Cette finale haletante a marqué l’apothéose de la saison 2024-2025 de la LIPROBAKIN. Grâce à un tir décisif d’Abraham Suke, inscrit à seulement 4 secondes du buzzer, BC SCTP a scellé une victoire historique. Une action de légende qui a fait chavirer les tribunes et réalisé le rêve d’un club en quête de renaissance.
Côté performances individuelles, Exaucé Ngulungu s’est illustré en véritable pilier des Matelots. Nommé MVP de la finale, il a signé une feuille de match solide : 10 points, 6 rebonds, 1 passe décisive, 1 interception, pour une évaluation de 15 en 22 minutes et 16 secondes de jeu. Un leadership discret mais décisif.

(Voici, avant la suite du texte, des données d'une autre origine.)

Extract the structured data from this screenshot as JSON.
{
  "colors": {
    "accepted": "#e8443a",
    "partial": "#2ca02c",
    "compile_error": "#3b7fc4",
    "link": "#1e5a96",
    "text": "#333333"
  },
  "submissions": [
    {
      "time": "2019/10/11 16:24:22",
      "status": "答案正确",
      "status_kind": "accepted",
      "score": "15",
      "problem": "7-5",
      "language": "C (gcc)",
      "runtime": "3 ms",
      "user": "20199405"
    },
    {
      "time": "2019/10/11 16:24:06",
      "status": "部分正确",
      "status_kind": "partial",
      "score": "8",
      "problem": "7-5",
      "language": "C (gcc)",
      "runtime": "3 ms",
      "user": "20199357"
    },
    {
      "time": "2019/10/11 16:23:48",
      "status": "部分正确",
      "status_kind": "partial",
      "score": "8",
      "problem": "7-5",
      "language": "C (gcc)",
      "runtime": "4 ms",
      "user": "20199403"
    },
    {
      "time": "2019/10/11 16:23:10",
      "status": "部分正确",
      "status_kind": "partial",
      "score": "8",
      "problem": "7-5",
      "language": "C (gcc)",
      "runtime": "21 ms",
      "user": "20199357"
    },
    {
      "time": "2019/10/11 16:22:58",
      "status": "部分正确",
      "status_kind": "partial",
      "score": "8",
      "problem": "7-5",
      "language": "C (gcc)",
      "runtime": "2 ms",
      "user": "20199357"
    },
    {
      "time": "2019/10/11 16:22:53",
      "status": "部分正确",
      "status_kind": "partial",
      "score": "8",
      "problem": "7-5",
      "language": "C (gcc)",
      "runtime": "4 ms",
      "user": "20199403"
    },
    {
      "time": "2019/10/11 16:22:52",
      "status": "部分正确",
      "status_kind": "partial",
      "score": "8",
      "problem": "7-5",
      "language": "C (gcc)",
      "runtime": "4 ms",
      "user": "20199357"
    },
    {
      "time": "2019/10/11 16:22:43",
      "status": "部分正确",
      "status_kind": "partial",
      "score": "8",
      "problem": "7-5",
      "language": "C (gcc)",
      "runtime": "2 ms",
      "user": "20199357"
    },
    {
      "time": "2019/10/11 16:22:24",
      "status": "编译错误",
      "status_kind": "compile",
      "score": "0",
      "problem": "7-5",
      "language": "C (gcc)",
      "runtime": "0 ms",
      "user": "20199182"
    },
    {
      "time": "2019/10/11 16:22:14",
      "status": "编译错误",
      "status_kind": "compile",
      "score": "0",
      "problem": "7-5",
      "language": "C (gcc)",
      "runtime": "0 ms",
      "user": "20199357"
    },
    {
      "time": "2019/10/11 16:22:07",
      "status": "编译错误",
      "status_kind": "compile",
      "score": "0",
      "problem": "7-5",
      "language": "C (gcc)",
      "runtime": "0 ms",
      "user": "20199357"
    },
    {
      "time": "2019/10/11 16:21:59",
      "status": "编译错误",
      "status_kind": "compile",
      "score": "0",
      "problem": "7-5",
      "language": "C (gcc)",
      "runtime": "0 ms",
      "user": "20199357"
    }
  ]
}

La soirée a également été marquée par le sacre de BC Hatari, qui s’est imposé dans la catégorie féminine et devient la nouvelle reine du basketball à Kinshasa.
Avec cette double consécration, la LIPROBAKIN clôture sa saison sur une note spectaculaire. Les supporters de BC SCTP et de BC Hatari peuvent savourer ce moment rare, tandis que les autres clubs ont déjà les yeux tournés vers la saison prochaine.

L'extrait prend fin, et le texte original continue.